Deputy for Nièvre
- In office 21 April 1828 – 16 May 1830

Deputy for Nièvre
- In office 23 June 1830 – 14 November 1838

Personal details
- Born: 25 April 1784 Lascelle, Cantal, France
- Died: 14 November 1838 (aged 54) Fourchambault, Nièvre, France
- Occupation: Industrialist and politician

= Jean Louis Boigues =

French industrialist and politician

Jean Louis Boigues (25 April 1784 – 14 November 1838) was a French industrialist and politician.

==Family==

Jean Louis Boigues was born on 25 April 1784 in Lascelle, Cantal.
The Boigues family seems to have moved from Catalonia to France in the 17th century.
His parents were Pierre Boigues (1755–1820) and Catherine Brousse (1764–1848).
His father was a rich Parisian iron merchant. (Note: His father advertised as: "Boygues, Cour Saint-Louis, Faubourg Saint-Antoine, n° 26. Sell and buy old iron, lead, copper, tin, bell metal and whole bells".)
His family married into newly wealthy aristocratic families.
Marie Boigues, sister of Louis Boigues, married Count Hippolyte Jaubert.
Jaubert was the nephew and adopted son of Francois Jaubert, a wealthy and powerful regent of the Bank of France.
Another sister, Gabrielle Boigues (1788–1855), married Claude Hochet on 5 September 1807, when Hochet was secretary of the Contentious Affairs Committee.
In July 1825 Louis Boigues married Claudine Françoise Montanier (1785–1864).

==Iron master==

Boigues became an iron merchant and army contractor based in Paris.
He collaborated with the engineer Georges Dufaud, who had studied metallurgy in Wales and in 1818 set up a forge using Welsh techniques at Trézy in the Nivernais.
Dufaud was the son of an Ancien Régime ironmaster and a pioneer of ironmaking using coal.
Boigues supplied the money and commercial connections.
Boigues bought the forge in 1820 and moved it to Fourchambault on the Loire below Nevers.
The Fourchambault ironworks used coke-blast smelting process.
Dufaud continued to manage the forge.
Their plan was to combine the new approach to refining iron using coal with the more conventional approach using charcoal practiced in Berry.

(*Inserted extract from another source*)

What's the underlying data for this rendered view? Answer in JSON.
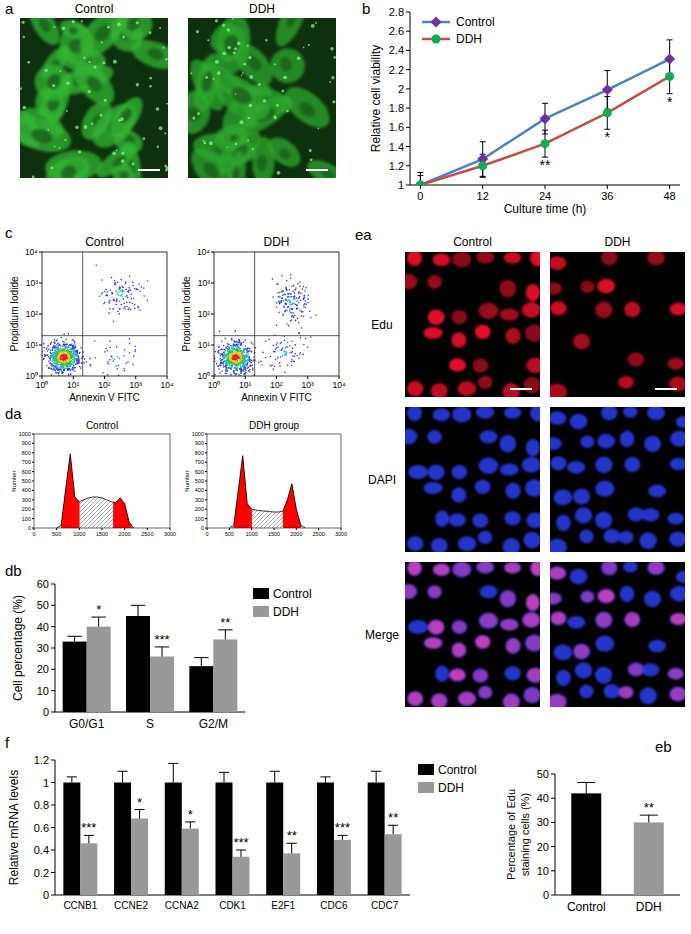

Over the ensuing 15 years Boiges, Dufaud and their partners developed Fourchambault into a major center of metallurgy.
They bought ten blast furnaces in the region around Fourchambault and existing ironworks that included a sheet metal plant at Imphy and a nail factory at Cosne.
Émile Martin, Dufaud's son-in-law, built a foundry near the Fourchambault forge.
In the 1820s the Boigues and other partners in Fourchambault such as Dufaud and Martin were heavily involved in promoting railways.

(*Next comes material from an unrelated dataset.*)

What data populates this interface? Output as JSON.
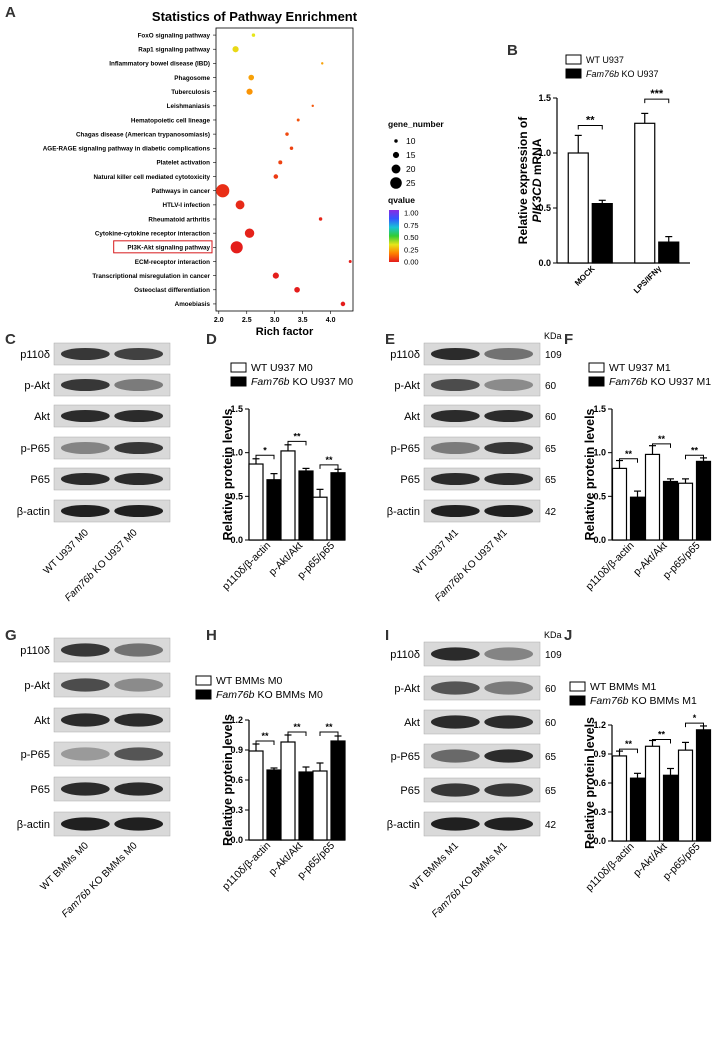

In 1836 the brothers Adolphe and Eugène Schneider acquired the iron works at Le Creusot with investments by François Alexandre Seillière and Louis Boigues.
Adolphe had married Valerie Aignan, stepdaughter of Louis Boigues.
When Boigues died in 1838 the Fourchambault enterprise was reorganized as a societé en commandite, a limited partnership controlled by the heirs of Boigues and Dufaud.
The Société Boigues & Cie soon began a major expansion to meet growing demand from railways.
Claude Hochet's son Jules Hochet became manager of the iron foundry of the Société Boigues & Cie.

==Deputy==

Boigues was a knight of the Legion of Honour when he ran for election to the legislature in 1828.
He was deputy from 21 April 1828 to 16 May 1830 for the Nièvre department as candidate of the Liberal opposition.
He sat in the left center, defended the Charter and voted against the ministry of Jules de Polignac.
Under the July Monarchy he was elected deputy for Nièvre on 23 June 1830 and sat with the center left.
He was reelected on 5 July 1831, 21 June 1834 and 4 November 1837, sitting with the government majority.
He took part in the condemnation of the La Tribune newspaper.

Jean Louis Boigues died on 14 November 1838 in Fourchambault, Nièvre.